On March 28, 2017, the Trump administration released an Executive Order that turned the Department of Interior into an arm of the fossil fuel industry, selling out public lands – national parks, culturally significant landscapes and wilderness habitats- to unnecessary and unwanted development. Now, two years later, the architect behind one of the largest assaults on conservation in U.S. history is poised to become the next Interior Secretary and continue with zero interest for public input and 100% focus on the industry he so faithfully serves.
A recent investigative story by Reveal, brought to light the oil and gas industry’s to-do list for overturning valuable environmental protections. Interior Secretary David Bernhardt has largely fulfilled this wish list:
WISH: Get rid of “burdensome” environmental protections and reduce public input
GRANTED: In March 2017, President Trump signed off on the rollback of the BLM Planning 2.0 rule, shutting Americans out of the process of deciding where and when to drill on public lands, and handing power over to the oil and gas industry. In October 2017, Bernhardt led the release of the “Energy Burdens Report,” which includes plans for wide swaths of regulatory and policy reversals to fundamentally change how public lands are managed, prioritizing energy development and ignoring the implications for climate change and the public.
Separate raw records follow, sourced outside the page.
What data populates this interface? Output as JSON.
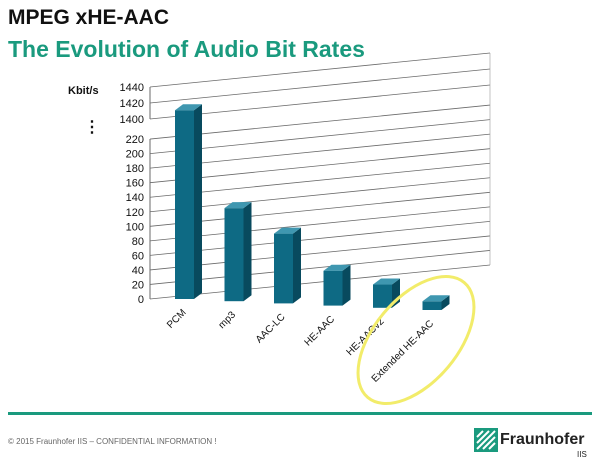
{
  "header": {
    "title": "MPEG xHE-AAC",
    "subtitle": "The Evolution of Audio Bit Rates"
  },
  "colors": {
    "bar_front": "#0e6a84",
    "bar_side": "#084a5e",
    "bar_top": "#3f97b0",
    "accent": "#1a9a7e",
    "highlight": "#f2ec6a"
  },
  "chart_data": {
    "type": "bar",
    "ylabel": "Kbit/s",
    "categories": [
      "PCM",
      "mp3",
      "AAC-LC",
      "HE-AAC",
      "HE-AACv2",
      "Extended HE-AAC"
    ],
    "values": [
      1411,
      128,
      96,
      48,
      32,
      12
    ],
    "axis_break": {
      "from": 220,
      "to": 1400,
      "marker": "⋮"
    },
    "yticks_lower": [
      0,
      20,
      40,
      60,
      80,
      100,
      120,
      140,
      160,
      180,
      200,
      220
    ],
    "yticks_upper": [
      1400,
      1420,
      1440
    ],
    "highlighted_category": "Extended HE-AAC",
    "grid": true
  },
  "footer": {
    "copyright": "© 2015 Fraunhofer IIS  –  CONFIDENTIAL INFORMATION !",
    "logo_text": "Fraunhofer",
    "logo_sub": "IIS"
  }
}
WISH: Rewrite the sage-grouse conservation plans to weaken protections and open up millions of acres of protected habitat to destruction from oil and gas leasing
GRANTED: Shortly after his confirmation, then-Deputy Secretary Bernhardt was charged with overseeing the greater sage-grouse plans overall, an assignment that raised red flags as one of his former lobbying clients, the Independent Petroleum Association of America, was one of the industry groups pushing hardest to have sage-grouse protections rolled back. Notably, the IPAA signed onto a letter to Bernhardt, thanking him for his efforts to roll back the plans. In March 2019, Acting Interior Secretary Bernhardt announced the amended 2015 plans –opening 9 million acres of core sage-grouse habitat to oil and gas development.
WISH: Reverse or rewrite the 2016 BLM Waste Prevention Rule, which reduced natural gas waste on public lands, protecting the environment and the public
GRANTED: After a Congressional Review Act failed to pass Congress (which would have reversed the rule) and then the industry’s request for a Preliminary Injunction was not granted (which would have put the rule on hold), the Trump administration swooped in to suspend the 2016 rule. In February 2018, a federal court reversed the suspension, but then the administration took a third swing at policy, issuing a new rule in September 2018, which relies on the patchwork system of methane regulations across states, pleasing the fossil fuel industry. Bernhardt said, the revised rule reflected the administration's policy avoiding “regulatory burdens that unnecessarily encumber energy production, constrain growth and prevent job creation.”
WISH: Eliminate compensatory mitigation requirement for oil and gas developers on public lands (i.e. the practice of ensuring that where energy development impacts public lands and habitat, those impacts are offset through conservation investment)
GRANTED: Bernhardt signed Secretarial Order 3360 officially revoking Interior and BLM existing guidance on addressing climate change and applying mitigation. On July 24, 2018, BLM issued formal guidance taking it much farther and saying it’s no longer even legal for the BLM to enforce compensatory mitigation. Bernhardt noted the mitigation practice should “be voluntary.” The administration noted concern that the practice could “lead to abuse of the policy against industry.”
WISH: Get rid of the 2015 BLM Hydraulic Fracturing Rule, which required companies to disclose chemicals used in the hydraulic fracturing process and ensure wells are safe
GRANTED: Even though the Interior Department estimated that 90% of wells on public lands are developed using hydraulic fracturing, this rule was targeted in Bernhardt’s Energy Burdens Report, and by then-Interior Secretary Zinke’s Secretarial Order 3358 Establishing the Executive Committee for Expedited Permitting. Interior began a new rulemaking in early 2017 and issued a new rule in December 2017, in a very short timeframe. The new rule is being challenged.